What is Sensory Integration Therapy?

 

Sensory integration is the process through which we sense the world around us. We use our sensory organs to receive information and, on a higher level, we organize it so we understand our surroundings and respond appropriately. To sum it all up: we perceive, organize, modulate and interpret sensory information.

Most people don’t realize that breakdowns in sensory processing can affect:

  • behavior
  • communication
  • function
  • successful participation in daily life

 

When we hear the buzz of a bee near our head, we immediately swat in an attempt to avoid being bitten. The smell of burning in the kitchen alerts us to the possibility of a fire and we act in order to prevent danger.

It is important to realize that there are more than just the five senses that most of us are familiar with.

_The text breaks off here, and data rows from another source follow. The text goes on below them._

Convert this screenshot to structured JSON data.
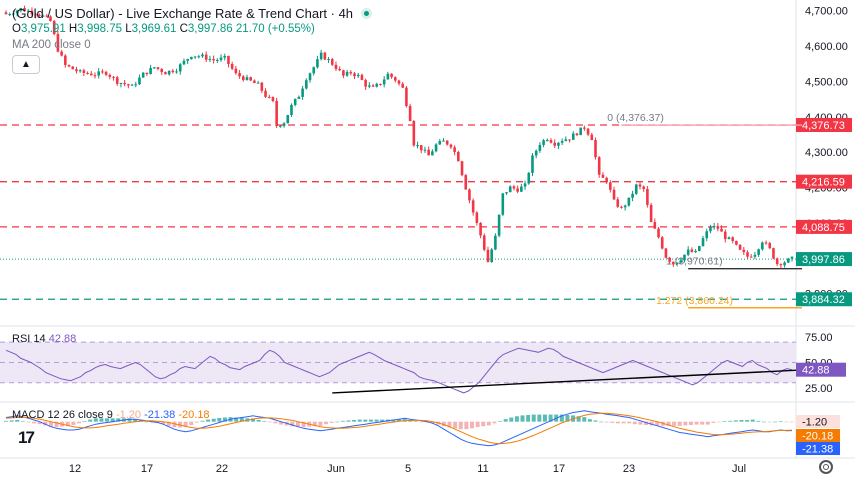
{
  "header": {
    "title": "(Gold / US Dollar) - Live Exchange Rate & Trend Chart · 4h",
    "ohlc": {
      "o_label": "O",
      "o": "3,975.91",
      "h_label": "H",
      "h": "3,998.75",
      "l_label": "L",
      "l": "3,969.61",
      "c_label": "C",
      "c": "3,997.86",
      "change": "21.70 (+0.55%)"
    },
    "ma_label": "MA 200 close 0"
  },
  "chart_data": [
    {
      "type": "candlestick",
      "title": "(Gold / US Dollar) - Live Exchange Rate & Trend Chart · 4h",
      "y_ticks": [
        "4,700.00",
        "4,600.00",
        "4,500.00",
        "4,400.00",
        "4,300.00",
        "4,200.00",
        "4,100.00",
        "3,900.00"
      ],
      "y_tick_values": [
        4700,
        4600,
        4500,
        4400,
        4300,
        4200,
        4100,
        3900
      ],
      "ylim": [
        3820,
        4730
      ],
      "x_ticks": [
        "12",
        "17",
        "22",
        "Jun",
        "5",
        "11",
        "17",
        "23",
        "Jul"
      ],
      "grid": false,
      "close_path": [
        [
          0,
          4690
        ],
        [
          4,
          4705
        ],
        [
          9,
          4690
        ],
        [
          12,
          4670
        ],
        [
          14,
          4590
        ],
        [
          16,
          4545
        ],
        [
          20,
          4525
        ],
        [
          24,
          4520
        ],
        [
          27,
          4525
        ],
        [
          30,
          4500
        ],
        [
          34,
          4485
        ],
        [
          37,
          4520
        ],
        [
          40,
          4540
        ],
        [
          43,
          4525
        ],
        [
          46,
          4535
        ],
        [
          50,
          4575
        ],
        [
          53,
          4570
        ],
        [
          56,
          4560
        ],
        [
          59,
          4565
        ],
        [
          62,
          4520
        ],
        [
          65,
          4505
        ],
        [
          68,
          4490
        ],
        [
          70,
          4460
        ],
        [
          72,
          4440
        ],
        [
          73,
          4375
        ],
        [
          75,
          4385
        ],
        [
          77,
          4430
        ],
        [
          79,
          4460
        ],
        [
          81,
          4510
        ],
        [
          83,
          4540
        ],
        [
          85,
          4575
        ],
        [
          87,
          4560
        ],
        [
          89,
          4540
        ],
        [
          91,
          4515
        ],
        [
          93,
          4525
        ],
        [
          95,
          4515
        ],
        [
          97,
          4490
        ],
        [
          99,
          4480
        ],
        [
          101,
          4495
        ],
        [
          103,
          4520
        ],
        [
          105,
          4505
        ],
        [
          107,
          4480
        ],
        [
          109,
          4395
        ],
        [
          110,
          4325
        ],
        [
          112,
          4310
        ],
        [
          114,
          4290
        ],
        [
          116,
          4320
        ],
        [
          118,
          4330
        ],
        [
          120,
          4320
        ],
        [
          122,
          4280
        ],
        [
          124,
          4200
        ],
        [
          126,
          4130
        ],
        [
          128,
          4065
        ],
        [
          130,
          3990
        ],
        [
          132,
          4060
        ],
        [
          134,
          4180
        ],
        [
          136,
          4200
        ],
        [
          138,
          4195
        ],
        [
          140,
          4205
        ],
        [
          142,
          4285
        ],
        [
          144,
          4325
        ],
        [
          146,
          4340
        ],
        [
          148,
          4325
        ],
        [
          150,
          4335
        ],
        [
          152,
          4340
        ],
        [
          154,
          4355
        ],
        [
          156,
          4370
        ],
        [
          158,
          4340
        ],
        [
          160,
          4230
        ],
        [
          162,
          4220
        ],
        [
          164,
          4160
        ],
        [
          166,
          4140
        ],
        [
          168,
          4165
        ],
        [
          170,
          4205
        ],
        [
          172,
          4195
        ],
        [
          174,
          4100
        ],
        [
          176,
          4060
        ],
        [
          178,
          4005
        ],
        [
          180,
          3985
        ],
        [
          182,
          4000
        ],
        [
          184,
          4020
        ],
        [
          186,
          4015
        ],
        [
          188,
          4055
        ],
        [
          190,
          4090
        ],
        [
          192,
          4085
        ],
        [
          194,
          4060
        ],
        [
          196,
          4045
        ],
        [
          198,
          4020
        ],
        [
          200,
          4005
        ],
        [
          202,
          4015
        ],
        [
          204,
          4050
        ],
        [
          206,
          4025
        ],
        [
          208,
          3985
        ],
        [
          210,
          3990
        ],
        [
          212,
          3997.86
        ]
      ],
      "n_candles": 213,
      "levels": [
        {
          "label": "4,376.73",
          "value": 4376.73,
          "color": "#f23645",
          "style": "dashed"
        },
        {
          "label": "4,216.59",
          "value": 4216.59,
          "color": "#f23645",
          "style": "dashed"
        },
        {
          "label": "4,088.75",
          "value": 4088.75,
          "color": "#f23645",
          "style": "dashed"
        },
        {
          "label": "3,997.86",
          "value": 3997.86,
          "color": "#089981",
          "style": "dotted"
        },
        {
          "label": "3,884.32",
          "value": 3884.32,
          "color": "#089981",
          "style": "dashed"
        }
      ],
      "fib": [
        {
          "label": "0 (4,376.37)",
          "value": 4376.37,
          "color": "#f7a6b0",
          "from": 160,
          "to": 212
        },
        {
          "label": "1 (3,970.61)",
          "value": 3970.61,
          "color": "#333333",
          "from": 178,
          "to": 212
        },
        {
          "label": "1.272 (3,860.24)",
          "value": 3860.24,
          "color": "#f5a623",
          "from": 178,
          "to": 212
        }
      ]
    },
    {
      "type": "line",
      "name": "RSI",
      "legend": "RSI 14",
      "value_label": "42.88",
      "y_ticks": [
        "75.00",
        "50.00",
        "25.00"
      ],
      "y_tick_values": [
        75,
        50,
        25
      ],
      "ylim": [
        15,
        82
      ],
      "band": [
        30,
        70
      ],
      "values": [
        62,
        60,
        58,
        54,
        52,
        50,
        47,
        44,
        40,
        38,
        36,
        34,
        33,
        32,
        34,
        36,
        40,
        42,
        45,
        47,
        48,
        46,
        45,
        44,
        46,
        48,
        50,
        48,
        44,
        40,
        36,
        34,
        35,
        38,
        40,
        44,
        46,
        45,
        44,
        48,
        52,
        56,
        54,
        50,
        48,
        45,
        44,
        43,
        46,
        48,
        50,
        52,
        58,
        62,
        60,
        56,
        50,
        48,
        46,
        44,
        42,
        40,
        38,
        36,
        38,
        40,
        44,
        48,
        50,
        52,
        54,
        56,
        58,
        60,
        58,
        55,
        52,
        50,
        48,
        46,
        44,
        42,
        40,
        36,
        34,
        33,
        32,
        30,
        28,
        26,
        24,
        22,
        20,
        22,
        26,
        30,
        36,
        42,
        48,
        54,
        58,
        60,
        62,
        64,
        63,
        62,
        61,
        60,
        62,
        64,
        63,
        60,
        56,
        54,
        52,
        50,
        48,
        46,
        44,
        42,
        40,
        42,
        44,
        46,
        48,
        50,
        52,
        50,
        48,
        46,
        44,
        42,
        40,
        38,
        36,
        34,
        32,
        30,
        28,
        30,
        34,
        38,
        42,
        46,
        50,
        52,
        50,
        48,
        46,
        50,
        52,
        48,
        46,
        44,
        40,
        38,
        42,
        44,
        42.88
      ],
      "trendline": {
        "from": [
          88,
          20
        ],
        "to": [
          212,
          43
        ]
      }
    },
    {
      "type": "line",
      "name": "MACD",
      "legend": "MACD 12 26 close 9",
      "values_labels": [
        "-1.20",
        "-21.38",
        "-20.18"
      ],
      "colors": [
        "#f7a98a",
        "#2962ff",
        "#f57c00"
      ],
      "ylim": [
        -80,
        40
      ],
      "macd": [
        10,
        12,
        14,
        12,
        8,
        4,
        0,
        -6,
        -12,
        -16,
        -18,
        -20,
        -20,
        -18,
        -14,
        -10,
        -6,
        -4,
        -2,
        0,
        2,
        4,
        6,
        6,
        4,
        2,
        0,
        -2,
        -6,
        -12,
        -18,
        -22,
        -24,
        -22,
        -18,
        -14,
        -10,
        -6,
        -2,
        2,
        6,
        8,
        10,
        12,
        14,
        12,
        10,
        8,
        4,
        0,
        -4,
        -8,
        -12,
        -16,
        -18,
        -20,
        -22,
        -20,
        -18,
        -16,
        -14,
        -12,
        -10,
        -8,
        -6,
        -4,
        -2,
        0,
        2,
        4,
        6,
        8,
        6,
        4,
        2,
        0,
        -4,
        -10,
        -18,
        -26,
        -34,
        -42,
        -48,
        -52,
        -54,
        -56,
        -58,
        -56,
        -52,
        -46,
        -40,
        -34,
        -28,
        -22,
        -16,
        -10,
        -4,
        2,
        8,
        14,
        18,
        22,
        24,
        26,
        24,
        22,
        20,
        18,
        16,
        14,
        12,
        10,
        6,
        2,
        -2,
        -6,
        -10,
        -14,
        -18,
        -22,
        -26,
        -28,
        -30,
        -32,
        -34,
        -36,
        -34,
        -32,
        -30,
        -28,
        -26,
        -24,
        -22,
        -20,
        -22,
        -24,
        -24,
        -22,
        -20,
        -22,
        -21.38
      ],
      "signal": [
        8,
        9,
        10,
        11,
        10,
        8,
        6,
        3,
        0,
        -3,
        -6,
        -9,
        -12,
        -14,
        -15,
        -15,
        -14,
        -12,
        -10,
        -8,
        -6,
        -4,
        -2,
        0,
        1,
        2,
        2,
        1,
        0,
        -2,
        -5,
        -8,
        -11,
        -14,
        -16,
        -16,
        -15,
        -13,
        -11,
        -8,
        -5,
        -2,
        1,
        4,
        6,
        8,
        9,
        9,
        8,
        7,
        5,
        3,
        0,
        -3,
        -6,
        -9,
        -12,
        -14,
        -15,
        -16,
        -16,
        -15,
        -14,
        -13,
        -11,
        -9,
        -7,
        -5,
        -3,
        -1,
        1,
        2,
        3,
        3,
        3,
        2,
        0,
        -3,
        -7,
        -12,
        -18,
        -24,
        -30,
        -36,
        -41,
        -45,
        -49,
        -52,
        -53,
        -52,
        -50,
        -47,
        -43,
        -38,
        -33,
        -27,
        -21,
        -15,
        -9,
        -3,
        2,
        7,
        11,
        15,
        18,
        19,
        20,
        20,
        19,
        18,
        16,
        14,
        12,
        9,
        6,
        3,
        0,
        -4,
        -8,
        -12,
        -16,
        -19,
        -22,
        -25,
        -27,
        -29,
        -31,
        -31,
        -31,
        -30,
        -29,
        -28,
        -26,
        -25,
        -24,
        -24,
        -23,
        -22,
        -21,
        -21,
        -20.18
      ]
    }
  ],
  "axis_labels": {
    "price_ticks": [
      "4,700.00",
      "4,600.00",
      "4,500.00",
      "4,400.00",
      "4,300.00",
      "4,200.00",
      "4,100.00",
      "3,900.00"
    ],
    "time_ticks": [
      "12",
      "17",
      "22",
      "Jun",
      "5",
      "11",
      "17",
      "23",
      "Jul"
    ]
  },
  "colors": {
    "up": "#089981",
    "down": "#f23645",
    "rsi": "#7e57c2",
    "rsi_band": "#ede7f6",
    "macd": "#2962ff",
    "signal": "#f57c00",
    "hist_pos": "#26a69a",
    "hist_neg": "#ef9a9a"
  },
  "icons": {
    "live": "live-dot-icon",
    "collapse": "chevron-up-icon",
    "logo": "tradingview-logo-icon",
    "settings": "gear-icon"
  }
}
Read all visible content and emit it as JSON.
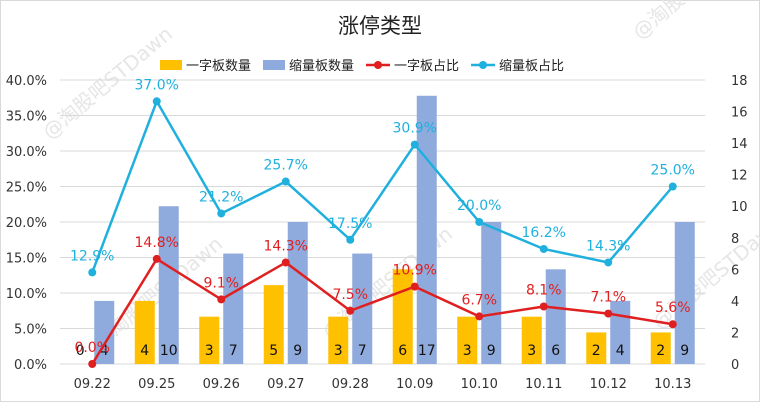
{
  "chart_data": {
    "type": "bar+line",
    "title": "涨停类型",
    "categories": [
      "09.22",
      "09.25",
      "09.26",
      "09.27",
      "09.28",
      "10.09",
      "10.10",
      "10.11",
      "10.12",
      "10.13"
    ],
    "series": [
      {
        "name": "一字板数量",
        "type": "bar",
        "axis": "right",
        "color": "#FFC000",
        "values": [
          0,
          4,
          3,
          5,
          3,
          6,
          3,
          3,
          2,
          2
        ]
      },
      {
        "name": "缩量板数量",
        "type": "bar",
        "axis": "right",
        "color": "#8FAADC",
        "values": [
          4,
          10,
          7,
          9,
          7,
          17,
          9,
          6,
          4,
          9
        ]
      },
      {
        "name": "一字板占比",
        "type": "line",
        "axis": "left",
        "color": "#E02020",
        "values": [
          0.0,
          14.8,
          9.1,
          14.3,
          7.5,
          10.9,
          6.7,
          8.1,
          7.1,
          5.6
        ],
        "labels": [
          "0.0%",
          "14.8%",
          "9.1%",
          "14.3%",
          "7.5%",
          "10.9%",
          "6.7%",
          "8.1%",
          "7.1%",
          "5.6%"
        ]
      },
      {
        "name": "缩量板占比",
        "type": "line",
        "axis": "left",
        "color": "#1FB0DE",
        "values": [
          12.9,
          37.0,
          21.2,
          25.7,
          17.5,
          30.9,
          20.0,
          16.2,
          14.3,
          25.0
        ],
        "labels": [
          "12.9%",
          "37.0%",
          "21.2%",
          "25.7%",
          "17.5%",
          "30.9%",
          "20.0%",
          "16.2%",
          "14.3%",
          "25.0%"
        ]
      }
    ],
    "left_axis": {
      "min": 0,
      "max": 40,
      "step": 5,
      "ticks": [
        "0.0%",
        "5.0%",
        "10.0%",
        "15.0%",
        "20.0%",
        "25.0%",
        "30.0%",
        "35.0%",
        "40.0%"
      ]
    },
    "right_axis": {
      "min": 0,
      "max": 18,
      "step": 2,
      "ticks": [
        "0",
        "2",
        "4",
        "6",
        "8",
        "10",
        "12",
        "14",
        "16",
        "18"
      ]
    },
    "grid": true,
    "legend_position": "top",
    "watermark": "@淘股吧STDawn"
  }
}
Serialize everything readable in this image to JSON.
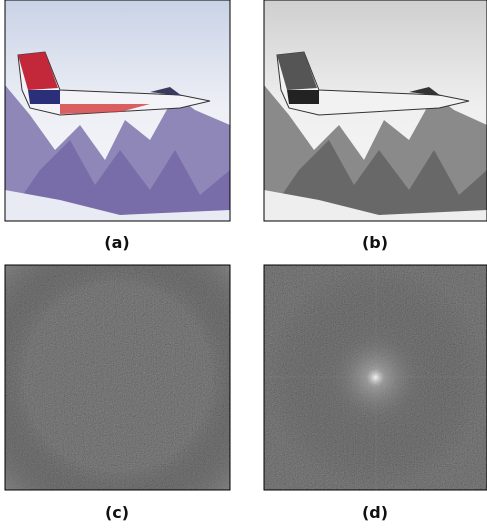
{
  "panels": [
    {
      "label": "(a)"
    },
    {
      "label": "(b)"
    },
    {
      "label": "(c)"
    },
    {
      "label": "(d)"
    }
  ]
}
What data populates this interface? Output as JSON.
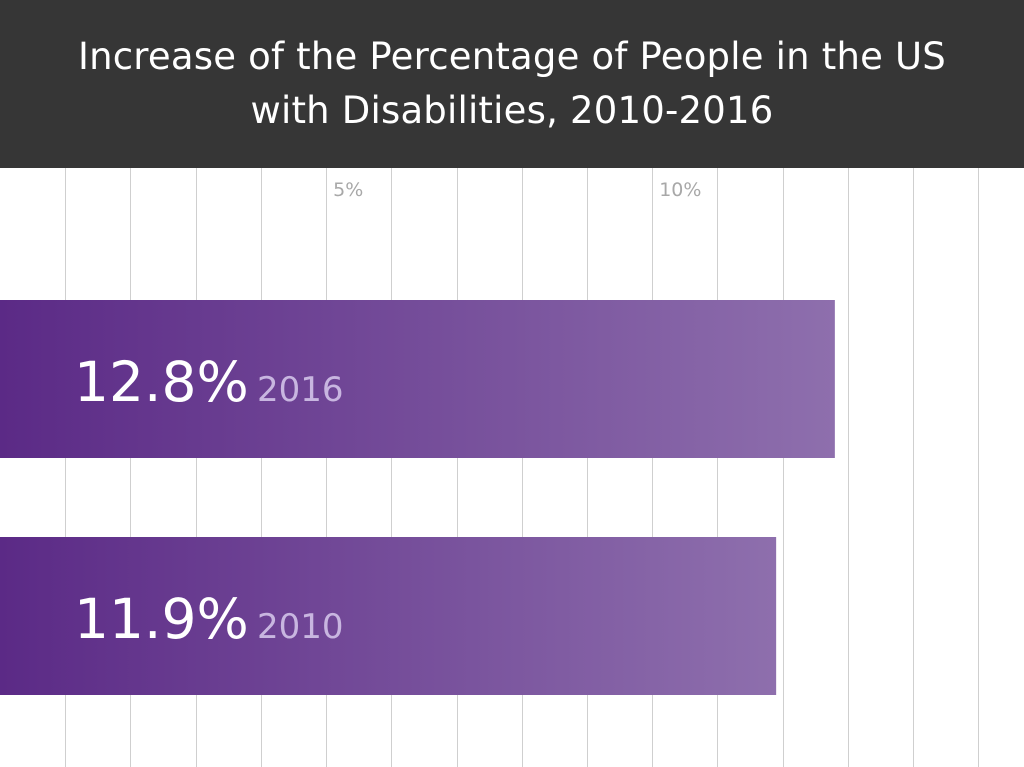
{
  "chart_data": {
    "type": "bar",
    "orientation": "horizontal",
    "title": "Increase of the Percentage of People in the US with Disabilities, 2010-2016",
    "title_lines": [
      "Increase of the Percentage of People in the US",
      "with Disabilities, 2010-2016"
    ],
    "categories": [
      "2016",
      "2010"
    ],
    "values": [
      12.8,
      11.9
    ],
    "value_labels": [
      "12.8%",
      "11.9%"
    ],
    "x_tick_labels": [
      {
        "value": 5,
        "label": "5%"
      },
      {
        "value": 10,
        "label": "10%"
      }
    ],
    "xlim": [
      0,
      15.7
    ],
    "gridline_step": 1,
    "grid": true,
    "legend": "none",
    "colors": {
      "header_bg": "#363636",
      "bar_start": "#5b2a86",
      "bar_end": "#8e6fad",
      "gridline": "#cfcfcf",
      "tick_label": "#a8a8a8",
      "year_label": "#c8b6e0"
    }
  }
}
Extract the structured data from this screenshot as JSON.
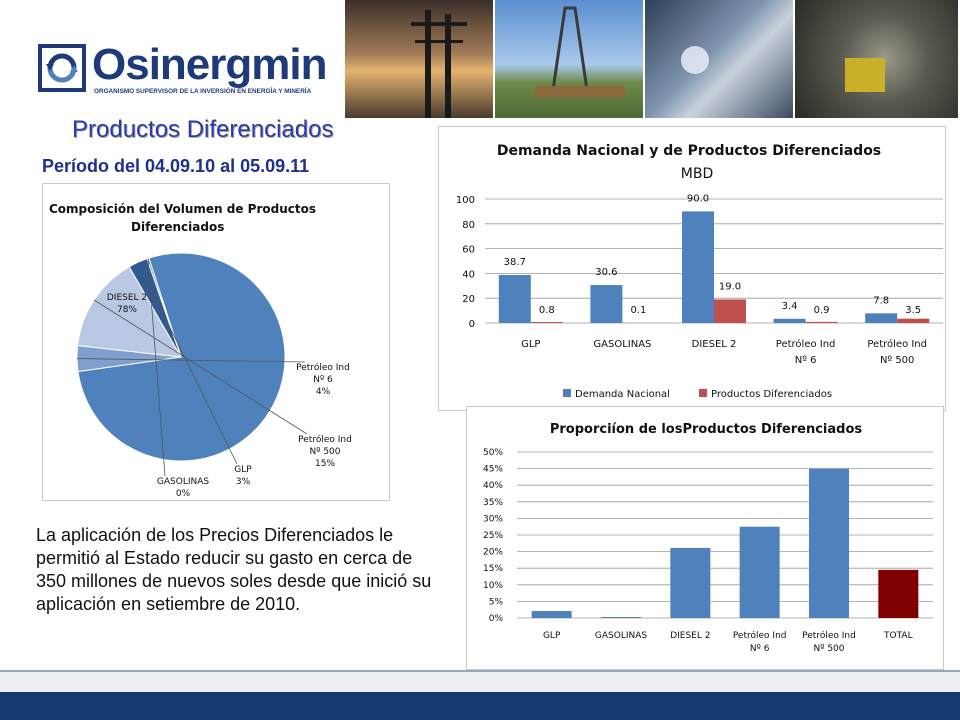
{
  "logo": {
    "name": "Osinergmin",
    "tagline": "ORGANISMO SUPERVISOR DE LA INVERSIÓN EN ENERGÍA Y MINERÍA"
  },
  "photos": [
    "photo-power-lines",
    "photo-oil-rig",
    "photo-pipeline-welding",
    "photo-mine-tunnel"
  ],
  "page_title": "Productos Diferenciados",
  "period": "Período del 04.09.10 al 05.09.11",
  "summary": "La aplicación de los Precios Diferenciados le permitió al Estado reducir su gasto en cerca de 350 millones de nuevos soles desde que inició su aplicación en setiembre de 2010.",
  "colors": {
    "blue": "#4f81bd",
    "red": "#c0504d",
    "maroon": "#7f0000",
    "title_blue": "#2a3aa8",
    "footer": "#143b72"
  },
  "chart_data": [
    {
      "type": "pie",
      "title": "Composición del Volumen de Productos Diferenciados",
      "slices": [
        {
          "label": "DIESEL 2",
          "percent_label": "78%",
          "value": 78
        },
        {
          "label": "Petróleo Ind Nº 6",
          "percent_label": "4%",
          "value": 4
        },
        {
          "label": "Petróleo Ind Nº 500",
          "percent_label": "15%",
          "value": 15
        },
        {
          "label": "GLP",
          "percent_label": "3%",
          "value": 3
        },
        {
          "label": "GASOLINAS",
          "percent_label": "0%",
          "value": 0.3
        }
      ]
    },
    {
      "type": "bar",
      "title": "Demanda Nacional y de Productos Diferenciados",
      "subtitle": "MBD",
      "categories": [
        "GLP",
        "GASOLINAS",
        "DIESEL 2",
        "Petróleo Ind Nº 6",
        "Petróleo Ind Nº 500"
      ],
      "series": [
        {
          "name": "Demanda Nacional",
          "values": [
            38.7,
            30.6,
            90.0,
            3.4,
            7.8
          ],
          "labels": [
            "38.7",
            "30.6",
            "90.0",
            "3.4",
            "7.8"
          ]
        },
        {
          "name": "Productos Diferenciados",
          "values": [
            0.8,
            0.1,
            19.0,
            0.9,
            3.5
          ],
          "labels": [
            "0.8",
            "0.1",
            "19.0",
            "0.9",
            "3.5"
          ]
        }
      ],
      "ylim": [
        0,
        100
      ],
      "yticks": [
        "0",
        "20",
        "40",
        "60",
        "80",
        "100"
      ],
      "legend": "bottom",
      "grid": true
    },
    {
      "type": "bar",
      "title": "Proporciíon de losProductos Diferenciados",
      "categories": [
        "GLP",
        "GASOLINAS",
        "DIESEL 2",
        "Petróleo Ind Nº 6",
        "Petróleo Ind Nº 500",
        "TOTAL"
      ],
      "values": [
        2.1,
        0.3,
        21.1,
        27.5,
        45,
        14.5
      ],
      "ylim": [
        0,
        50
      ],
      "yticks": [
        "0%",
        "5%",
        "10%",
        "15%",
        "20%",
        "25%",
        "30%",
        "35%",
        "40%",
        "45%",
        "50%"
      ],
      "highlight_last": true,
      "grid": true
    }
  ]
}
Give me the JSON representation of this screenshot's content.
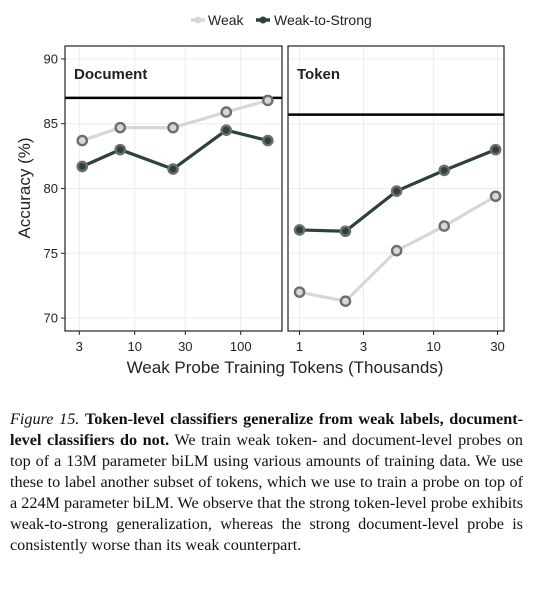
{
  "chart_data": [
    {
      "type": "line",
      "panel_title": "Document",
      "x_scale": "log",
      "x": [
        3.2,
        7.3,
        23,
        73,
        180
      ],
      "xticks": [
        3,
        10,
        30,
        100
      ],
      "xtick_labels": [
        "3",
        "10",
        "30",
        "100"
      ],
      "ylim": [
        69,
        91
      ],
      "yticks": [
        70,
        75,
        80,
        85,
        90
      ],
      "ytick_labels": [
        "70",
        "75",
        "80",
        "85",
        "90"
      ],
      "hline": 87.0,
      "grid": true,
      "series": [
        {
          "name": "Weak",
          "color": "#d8d8d3",
          "values": [
            83.7,
            84.7,
            84.7,
            85.9,
            86.8
          ]
        },
        {
          "name": "Weak-to-Strong",
          "color": "#2d4336",
          "values": [
            81.7,
            83.0,
            81.5,
            84.5,
            83.7
          ]
        }
      ]
    },
    {
      "type": "line",
      "panel_title": "Token",
      "x_scale": "log",
      "x": [
        1,
        2.2,
        5.3,
        12,
        29
      ],
      "xticks": [
        1,
        3,
        10,
        30
      ],
      "xtick_labels": [
        "1",
        "3",
        "10",
        "30"
      ],
      "ylim": [
        69,
        91
      ],
      "hline": 85.7,
      "grid": true,
      "series": [
        {
          "name": "Weak",
          "color": "#d8d8d3",
          "values": [
            72.0,
            71.3,
            75.2,
            77.1,
            79.4
          ]
        },
        {
          "name": "Weak-to-Strong",
          "color": "#2d4336",
          "values": [
            76.8,
            76.7,
            79.8,
            81.4,
            83.0
          ]
        }
      ]
    }
  ],
  "shared": {
    "ylabel": "Accuracy (%)",
    "xlabel": "Weak Probe Training Tokens (Thousands)",
    "legend": [
      "Weak",
      "Weak-to-Strong"
    ],
    "legend_position": "top-center"
  },
  "caption": {
    "label": "Figure 15.",
    "bold": "Token-level classifiers generalize from weak labels, document-level classifiers do not.",
    "text": "We train weak token- and document-level probes on top of a 13M parameter biLM using various amounts of training data. We use these to label another subset of tokens, which we use to train a probe on top of a 224M parameter biLM. We observe that the strong token-level probe exhibits weak-to-strong generalization, whereas the strong document-level probe is consistently worse than its weak counterpart."
  }
}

Information is taken in from:

  • Touch
  • Smell
  • Vision
  • Hearing
  • Taste
  • Vestibular
  • Internal organs (interoception)
  • Proprioceptive receptors

 

Vestibular receptors are responsible for detecting changes in position in space, balance, and movement.

Interoception involves the internal regulation responses in our body such as hunger, thirst, blood pressure, and even toileting urges.

 

  • Smell
  • Vision
  • Hearing
  • Taste
  • Vestibular
  • Internal organs (interoception)
  • Proprioceptive receptors

 

Vestibular receptors are responsible for detecting changes in position in space, balance, and movement. Proprioceptive receptors provide information about body awareness, position, and posture. Interoception involves the internal regulation responses in our body such as hunger, thirst, blood pressure, and even toileting urges.

OTs have the clinical knowledge to design sensory experiences specific to the child. It may start with a certain form of sensory stimulation to elicit the desired response. While every session will be different depending on your child’s needs here is an example session with some sensory integration therapy activities.

The OT may begin the treatment session with an obstacle course which the child views as a fun challenge. However, the course was carefully designed to provide sensory input to her joints and calm the pressure on the child’s body. Large motor, and physical activities that are organized to the senses, the OT may include playing in ball pits to target the tactile system. The purpose of this sensory stimulation is to regulate and prepare her system for the next activity.

Next comes a fun puzzle. However, the puzzle pieces may be placed into a sticky or wet substance such as slime or water beads placed into a bin. The child often has so much fun playing the game that he/she forgets she’s placing her hands into the very thing he/she doesn’t like! With this sensory experience, now the child is starting to adapt hyper-responsively to the messy texture.

Common items seen in clinics where occupational therapists use sensory integrative techniques include swings, trampolines, soft brushes, and scooters.

While the room may look like a play place or a gym setting, sensory integration therapy requires training and education that the OT must obtain in order to perform therapy safely and effectively.

“OCCUPATIONAL THERAPY IS WHERE SCIENCE, CREATIVITY, AND COMPASSION COLLIDE.”